Je pense également qu'en raison de la démographie, il y aura d'autres types de migration tels que la migration numérique où les services seront trop coûteux à maintenir dans certaines juridictions et où il sera plus facile de les distribuer grâce à l'IA et aux énormes capacités de conversion dans d'autres régions.
L'Afrique peut en bénéficier si elle met en place le bon ensemble de compétences. Cet ensemble de compétences ne se limite pas à l'éducation formelle, aux réformes et aux changements ; il s'agit également de la manière dont nous mettons à disposition la bande passante, l'accès à l'internet et d'autres ressources.

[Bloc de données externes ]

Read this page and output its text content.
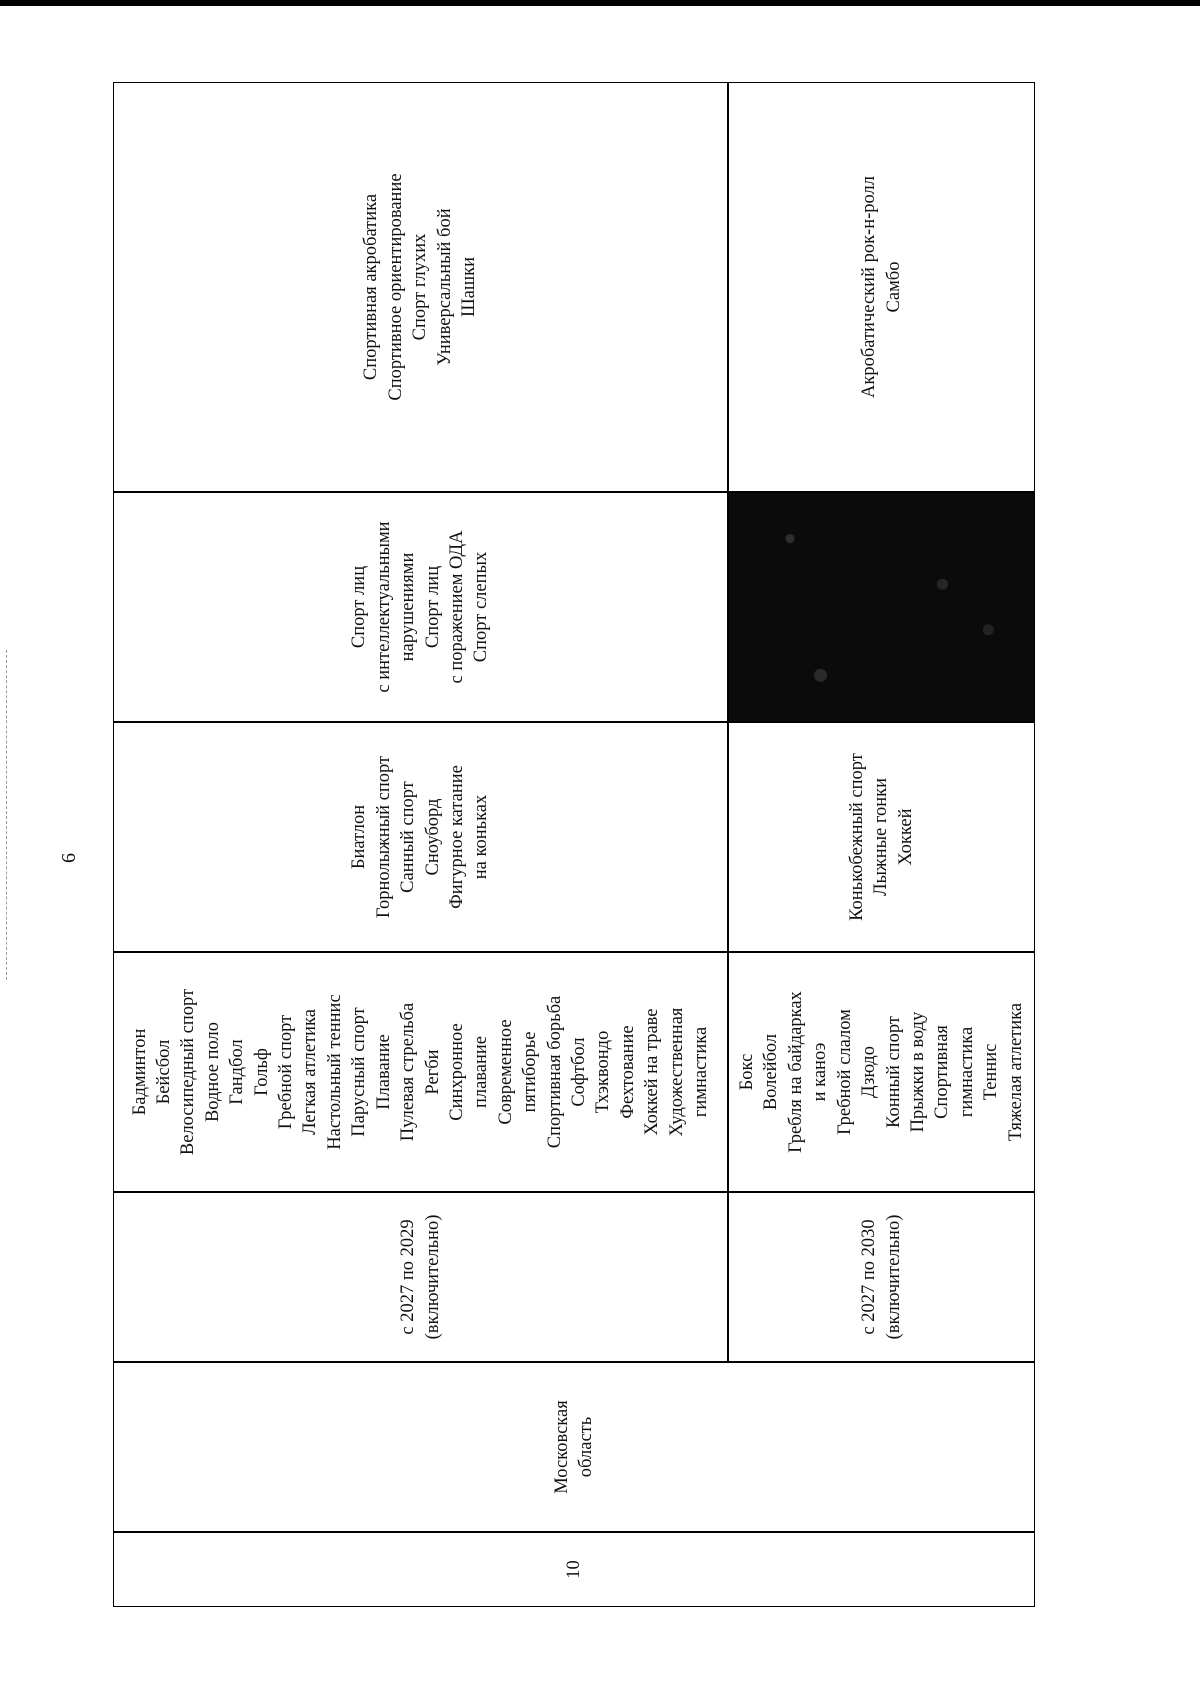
6
10
Московская область
с 2027 по 2029 (включительно)
Бадминтон Бейсбол Велосипедный спорт Водное поло Гандбол Гольф Гребной спорт Легкая атлетика Настольный теннис Парусный спорт Плавание Пулевая стрельба Регби Синхронное плавание Современное пятиборье Спортивная борьба Софтбол Тхэквондо Фехтование Хоккей на траве Художественная гимнастика
Биатлон Горнолыжный спорт Санный спорт Сноуборд Фигурное катание на коньках
Спорт лиц с интеллектуальными нарушениями Спорт лиц с поражением ОДА Спорт слепых
Спортивная акробатика Спортивное ориентирование Спорт глухих Универсальный бой Шашки
с 2027 по 2030 (включительно)
Бокс Волейбол Гребля на байдарках и каноэ Гребной слалом Дзюдо Конный спорт Прыжки в воду Спортивная гимнастика Теннис Тяжелая атлетика
Конькобежный спорт Лыжные гонки Хоккей
Акробатический рок-н-ролл Самбо
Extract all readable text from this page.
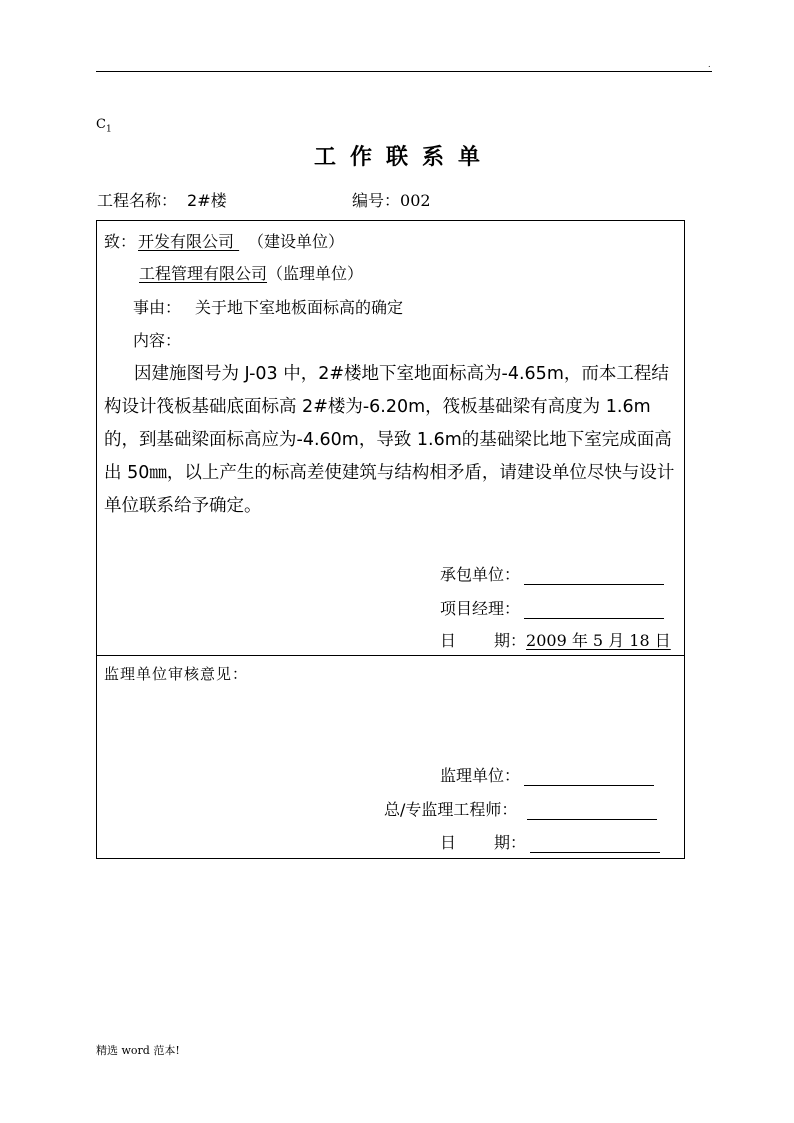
.
$C_1$
工作联系单
工程名称： 2#楼	编号：002
致： 开发有限公司 （建设单位）
工程管理有限公司（监理单位）
事由： 关于地下室地板面标高的确定
内容：
因建施图号为 J-03 中，2#楼地下室地面标高为-4.65m，而本工程结构设计筏板基础底面标高 2#楼为-6.20m，筏板基础梁有高度为 1.6m的，到基础梁面标高应为-4.60m，导致 1.6m的基础梁比地下室完成面高出 50㎜，以上产生的标高差使建筑与结构相矛盾，请建设单位尽快与设计单位联系给予确定。
承包单位：
项目经理：
日 期：2009 年 5 月 18 日
监理单位审核意见：
监理单位：
总/专监理工程师：
日 期：
精选 word 范本!
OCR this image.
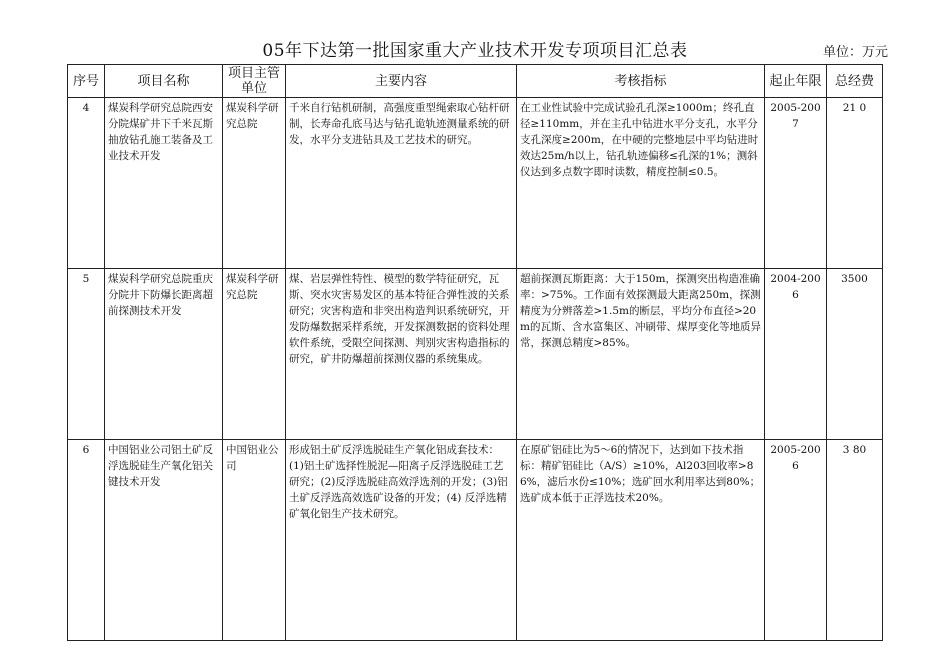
05年下达第一批国家重大产业技术开发专项项目汇总表	单位：万元
序号	项目名称	项目主管单位	主要内容	考核指标	起止年限	总经费
4	煤炭科学研究总院西安分院煤矿井下千米瓦斯抽放钻孔施工装备及工业技术开发	煤炭科学研究总院	千米自行钻机研制，高强度重型绳索取心钻杆研制，长寿命孔底马达与钻孔诡轨迹测量系统的研发，水平分支进钻具及工艺技术的研究。	在工业性试验中完成试验孔孔深≥1000m；终孔直径≥110mm，并在主孔中钻进水平分支孔，水平分支孔深度≥200m，在中硬的完整地层中平均钻进时效达25m/h以上，钻孔轨迹偏移≤孔深的1%；测斜仪达到多点数字即时读数，精度控制≤0.5。	2005-2007	21 0
5	煤炭科学研究总院重庆分院井下防爆长距离超前探测技术开发	煤炭科学研究总院	煤、岩层弹性特性、模型的数学特征研究，瓦斯、突水灾害易发区的基本特征合弹性波的关系研究；灾害构造和非突出构造判识系统研究，开发防爆数据采样系统，开发探测数据的资料处理软件系统，受限空间探测、判别灾害构造指标的研究，矿井防爆超前探测仪器的系统集成。	超前探测瓦斯距离：大于150m，探测突出构造准确率：>75%。工作面有效探测最大距离250m，探测精度为分辨落差>1.5m的断层，平均分布直径>20m的瓦斯、含水富集区、冲刷带、煤厚变化等地质异常，探测总精度>85%。	2004-2006	3500
6	中国铝业公司铝土矿反浮选脱硅生产氧化铝关键技术开发	中国铝业公司	形成铝土矿反浮选脱硅生产氧化铝成套技术：(1)铝土矿选择性脱泥—阳离子反浮选脱硅工艺研究；(2)反浮选脱硅高效浮选剂的开发；(3)铝土矿反浮选高效选矿设备的开发；(4) 反浮选精矿氧化铝生产技术研究。	在原矿铝硅比为5～6的情况下，达到如下技术指标：精矿铝硅比（A/S）≥10%，Al203回收率>86%，滤后水份≤10%；选矿回水利用率达到80%；选矿成本低于正浮选技术20%。	2005-2006	3 80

La Conférence internationale sur le financement du développement se tiendra l'année prochaine en Espagne. Au-delà du plaidoyer en faveur de réformes de l'architecture financière internationale, quelles devraient être les priorités de l'Afrique ?
Il se trouve que je fais partie du groupe mis en place par les Nations unies et le gouvernement espagnol pour élaborer des propositions en vue de la conférence. J'ai eu le privilège de participer à la conférence précédente à Addis-Abeba, lorsque j'ai soutenu le gouvernement éthiopien en ma qualité de secrétaire exécutif de la CEA.
La discussion en Espagne se concentrera sur les changements systémiques de l'architecture financière internationale.
La fiscalité internationale sera un élément essentiel de la transformation car, avec les nouveaux développements technologiques, nous allons assister à un bouleversement des régimes de commerce et de propriété intellectuelle.
L'émergence des BRICS [Brésil, Russie, Inde, Chine et Afrique du Sud] et leur position sur la monnaie et l'interopérabilité des différents systèmes - l'émergence des crypto-monnaies et des monnaies numériques que certaines banques centrales sont déjà en train d'introduire - seront difficiles à ignorer. Il y a aussi l'utilisation d'algorithmes pour toutes sortes de transactions financières.
L'Afrique ne peut rester à l'écart de l'émergence d'une architecture financière internationale qui adopte un nouveau type de modèle de transaction et d'interopérabilité.
L'Afrique doit également plaider en faveur de réformes qui vont au-delà des prêts concessionnels et jouer un rôle à part entière dans la mise en place d'un système financier mondial plus équitable et plus inclusif.